Bolden was also prepared to tell the Warren Commission about the assassination that had been planned to take place on November 2, 1963, almost three weeks before Dallas. President Kennedy was scheduled to arrive in Chicago that morning in order to ride in a motorcade and attend the Army–Air Force football game at Soldier Field. The Secret Service was warned about a death threat. The manager of a Chicago motel was suspicious about two guests. She had seen several
automatic rifles equipped with telescopic sights lying on a bed in the room they had rented. On the bed also was the outline of the route that President Kennedy would travel in Chicago. It would have taken the president past the building with the weapons and the two male occupants. The Secret Service placed the two men under surveillance. It should not have been much of a challenge; the suspects had carelessly left incriminating evidence in a room protected only by a “Do Not Disturb” sign. Yet it proved to be a task the Secret Service was not able to handle or had decided to bungle.
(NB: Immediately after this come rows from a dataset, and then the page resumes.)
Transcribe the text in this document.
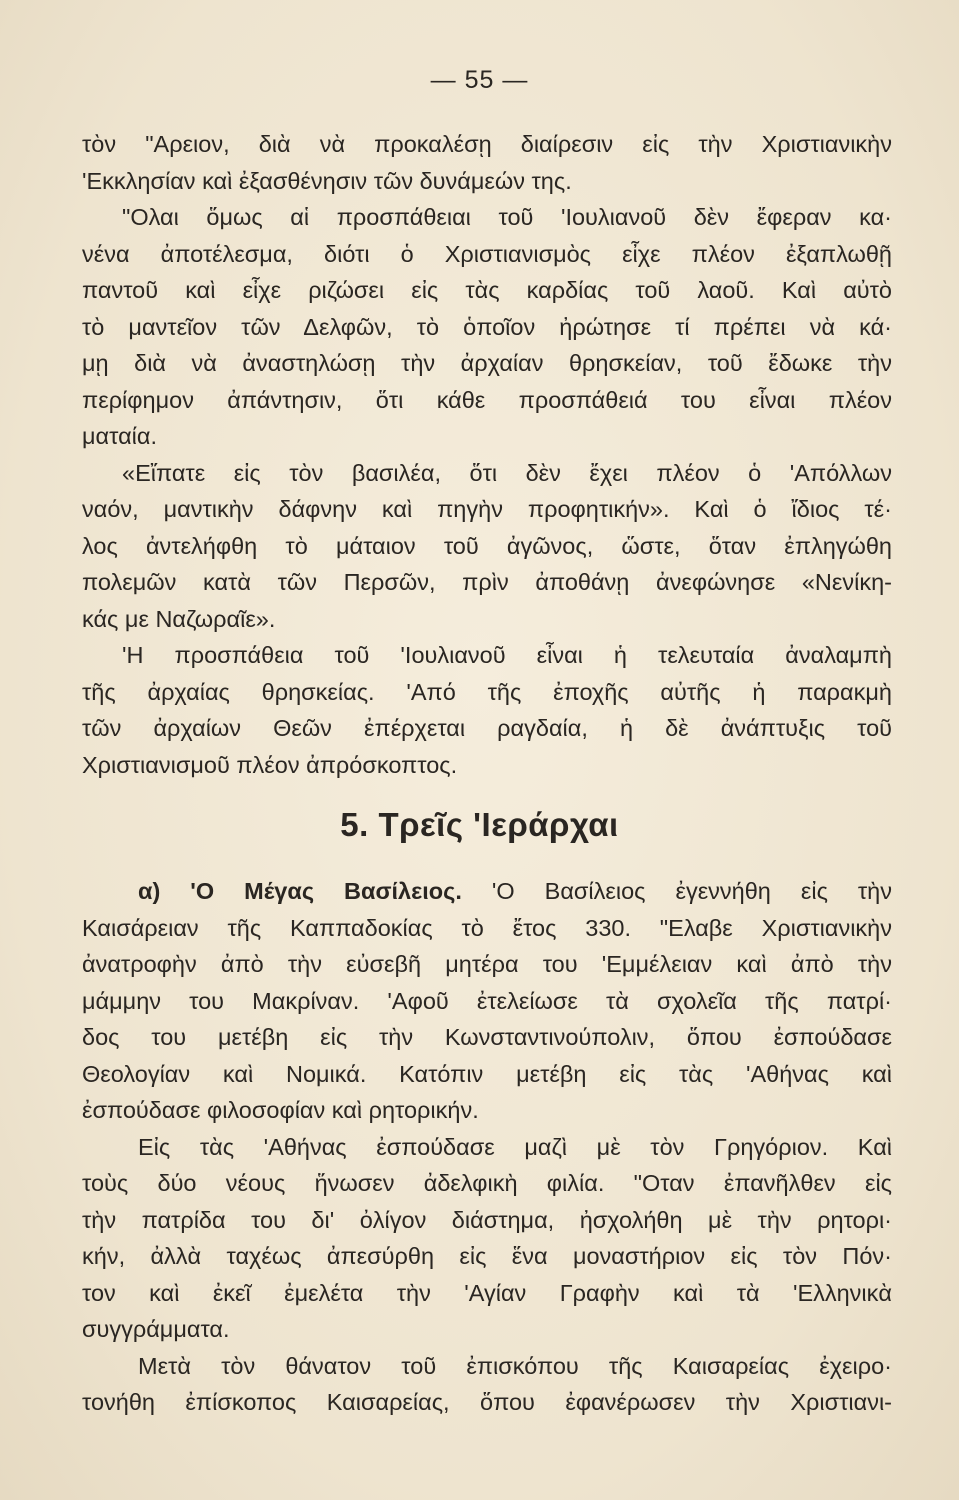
— 55 —
τὸν "Αρειον, διὰ νὰ προκαλέσῃ διαίρεσιν εἰς τὴν Χριστιανικὴν
'Εκκλησίαν καὶ ἐξασθένησιν τῶν δυνάμεών της.
"Ολαι ὅμως αἱ προσπάθειαι τοῦ 'Ιουλιανοῦ δὲν ἔφεραν κα·
νένα ἀποτέλεσμα, διότι ὁ Χριστιανισμὸς εἶχε πλέον ἐξαπλωθῇ
παντοῦ καὶ εἶχε ριζώσει εἰς τὰς καρδίας τοῦ λαοῦ. Καὶ αὐτὸ
τὸ μαντεῖον τῶν Δελφῶν, τὸ ὁποῖον ἠρώτησε τί πρέπει νὰ κά·
μῃ διὰ νὰ ἀναστηλώσῃ τὴν ἀρχαίαν θρησκείαν, τοῦ ἔδωκε τὴν
περίφημον ἀπάντησιν, ὅτι κάθε προσπάθειά του εἶναι πλέον
ματαία.
«Εἴπατε εἰς τὸν βασιλέα, ὅτι δὲν ἔχει πλέον ὁ 'Απόλλων
ναόν, μαντικὴν δάφνην καὶ πηγὴν προφητικήν». Καὶ ὁ ἴδιος τέ·
λος ἀντελήφθη τὸ μάταιον τοῦ ἀγῶνος, ὥστε, ὅταν ἐπληγώθη
πολεμῶν κατὰ τῶν Περσῶν, πρὶν ἀποθάνῃ ἀνεφώνησε «Νενίκη-
κάς με Ναζωραῖε».
'Η προσπάθεια τοῦ 'Ιουλιανοῦ εἶναι ἡ τελευταία ἀναλαμπὴ
τῆς ἀρχαίας θρησκείας. 'Από τῆς ἐποχῆς αὐτῆς ἡ παρακμὴ
τῶν ἀρχαίων Θεῶν ἐπέρχεται ραγδαία, ἡ δὲ ἀνάπτυξις τοῦ
Χριστιανισμοῦ πλέον ἀπρόσκοπτος.
5. Τρεῖς 'Ιεράρχαι
α) 'Ο Μέγας Βασίλειος. 'Ο Βασίλειος ἐγεννήθη εἰς τὴν
Καισάρειαν τῆς Καππαδοκίας τὸ ἔτος 330. "Ελαβε Χριστιανικὴν
ἀνατροφὴν ἀπὸ τὴν εὐσεβῆ μητέρα του 'Εμμέλειαν καὶ ἀπὸ τὴν
μάμμην του Μακρίναν. 'Αφοῦ ἐτελείωσε τὰ σχολεῖα τῆς πατρί·
δος του μετέβη εἰς τὴν Κωνσταντινούπολιν, ὅπου ἐσπούδασε
Θεολογίαν καὶ Νομικά. Κατόπιν μετέβη εἰς τὰς 'Αθήνας καὶ
ἐσπούδασε φιλοσοφίαν καὶ ρητορικήν.
Εἰς τὰς 'Αθήνας ἐσπούδασε μαζὶ μὲ τὸν Γρηγόριον. Καὶ
τοὺς δύο νέους ἥνωσεν ἀδελφικὴ φιλία. "Οταν ἐπανῆλθεν εἰς
τὴν πατρίδα του δι' ὀλίγον διάστημα, ἠσχολήθη μὲ τὴν ρητορι·
κήν, ἀλλὰ ταχέως ἀπεσύρθη εἰς ἕνα μοναστήριον εἰς τὸν Πόν·
τον καὶ ἐκεῖ ἐμελέτα τὴν 'Αγίαν Γραφὴν καὶ τὰ 'Ελληνικὰ
συγγράμματα.
Μετὰ τὸν θάνατον τοῦ ἐπισκόπου τῆς Καισαρείας ἐχειρο·
τονήθη ἐπίσκοπος Καισαρείας, ὅπου ἐφανέρωσεν τὴν Χριστιανι-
The agents lost track of the men and at some level it was decided not to pursue the matter. Bolden said that “no one was sent to the room to fingerprint it or get an I.D. The case was lost and that was the end of it.” When Kennedy was informed that two heavily armed, possible hit men were loose in the city, he cancelled plans for the visit. The White House reported that the president had a cold.
About three weeks later, when the president was killed by a shot fired from behind a wooden fence on a grassy knoll, officers, weapons drawn, ran up the hill to search the area behind the fence. They found men there who produced valid Secret Service credentials.85Those credentials were apparently created by a top secret group within the CIA operating illegally as the Technical Services Division (TSD).
A memorandum written by Sidney Gottlieb of the CIA’s secret TSD revealed that the CIA had provided to the Secret Service all important forms of identification to be used by Secret Service agents, focusing upon documents to be used by those agents during presidential campaigns. During 1963, Gottlieb, at the request of the CIA, had also devised a method for killing Castro just as rapprochement between Cuba and the United States seemed possible.